Overall, linear regression was found to offer lower performance than classification. Unlike classification, which tries to separate the data belonging to different classes according to some criterion, the least squares regression used here is crucially dependent on the target values. Minimizing the mean squared error, the optimization criterion of the Wiener filter, is also not a wise choice given the vague relation between mean squared error and self-paced performance. It
was shown that intuitive but improper target values can degrade performance significantly [60].

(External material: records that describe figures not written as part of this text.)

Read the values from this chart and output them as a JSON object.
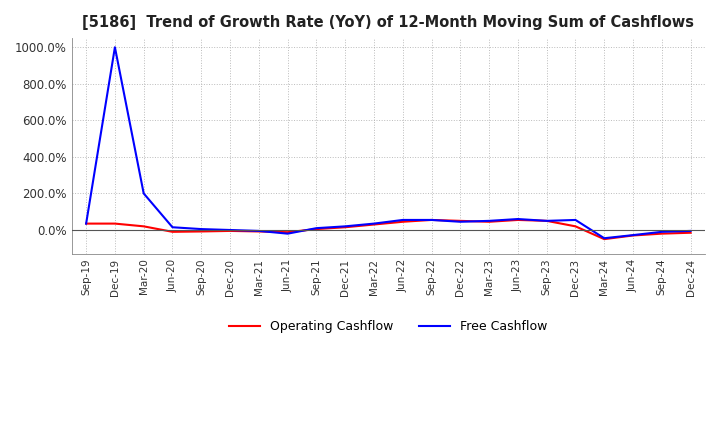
{
  "title": "[5186]  Trend of Growth Rate (YoY) of 12-Month Moving Sum of Cashflows",
  "background_color": "#ffffff",
  "grid_color": "#aaaaaa",
  "operating_color": "#ff0000",
  "free_color": "#0000ff",
  "legend_labels": [
    "Operating Cashflow",
    "Free Cashflow"
  ],
  "ylim": [
    -130,
    1050
  ],
  "yticks": [
    0,
    200,
    400,
    600,
    800,
    1000
  ],
  "ytick_labels": [
    "0.0%",
    "200.0%",
    "400.0%",
    "600.0%",
    "800.0%",
    "1000.0%"
  ],
  "dates": [
    "Sep-19",
    "Dec-19",
    "Mar-20",
    "Jun-20",
    "Sep-20",
    "Dec-20",
    "Mar-21",
    "Jun-21",
    "Sep-21",
    "Dec-21",
    "Mar-22",
    "Jun-22",
    "Sep-22",
    "Dec-22",
    "Mar-23",
    "Jun-23",
    "Sep-23",
    "Dec-23",
    "Mar-24",
    "Jun-24",
    "Sep-24",
    "Dec-24"
  ],
  "operating_cashflow": [
    35,
    35,
    20,
    -10,
    -8,
    -5,
    -8,
    -12,
    5,
    15,
    30,
    45,
    55,
    50,
    45,
    55,
    50,
    20,
    -50,
    -30,
    -20,
    -15
  ],
  "free_cashflow": [
    35,
    1000,
    200,
    15,
    5,
    0,
    -5,
    -20,
    10,
    20,
    35,
    55,
    55,
    45,
    50,
    60,
    50,
    55,
    -45,
    -28,
    -10,
    -5
  ]
}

However, taking the one-dimensional projection found by LDA as the targets for the Wiener filter did not improve performance but actually decreased it. The genetic algorithm managed to improve cross-validation performance, but as usual, this came at the expense of higher event false positive rate on the test set. This brute force approach to optimization was possible because of the simple and computationally inexpensive regression model.
87
The final attempt to increase performance was by linearly combining the output of several classifiers and that of the Wiener filter with a genetic algorithm. Although four different optimization criteria were tested, results were unsatisfactory and any improvement in true positive rate also increased the event false positive rate on the test set. This might be caused by the fact that all classifiers were trained with the same features, extracted from the same intervals within the trial, and the same processing steps were applied for each of them. These parameters were found optimal for the three-state LDA, but there is no guarantee that they also work best for the other classifiers. Therefore, there is the possibility that performance could have been improved by using different pipelines, individually optimal for each classifier. Also, one could argue that instead of genetic algorithms, meta-classifiers could have been used, with the additional benefit of potentially determining non-linear relations between the scores of the base classifiers. We did not properly investigate this possibility, but some preliminary tests were performed with LDA, QDA and decision trees used as meta-classifiers. The results were not consistent though, and additional difficulties arose, such as which base classifiers should be used for training the meta-classifier. The genetic algorithm approach was thus preferred, partly because it offered the choice of specifically optimizing different performance metrics.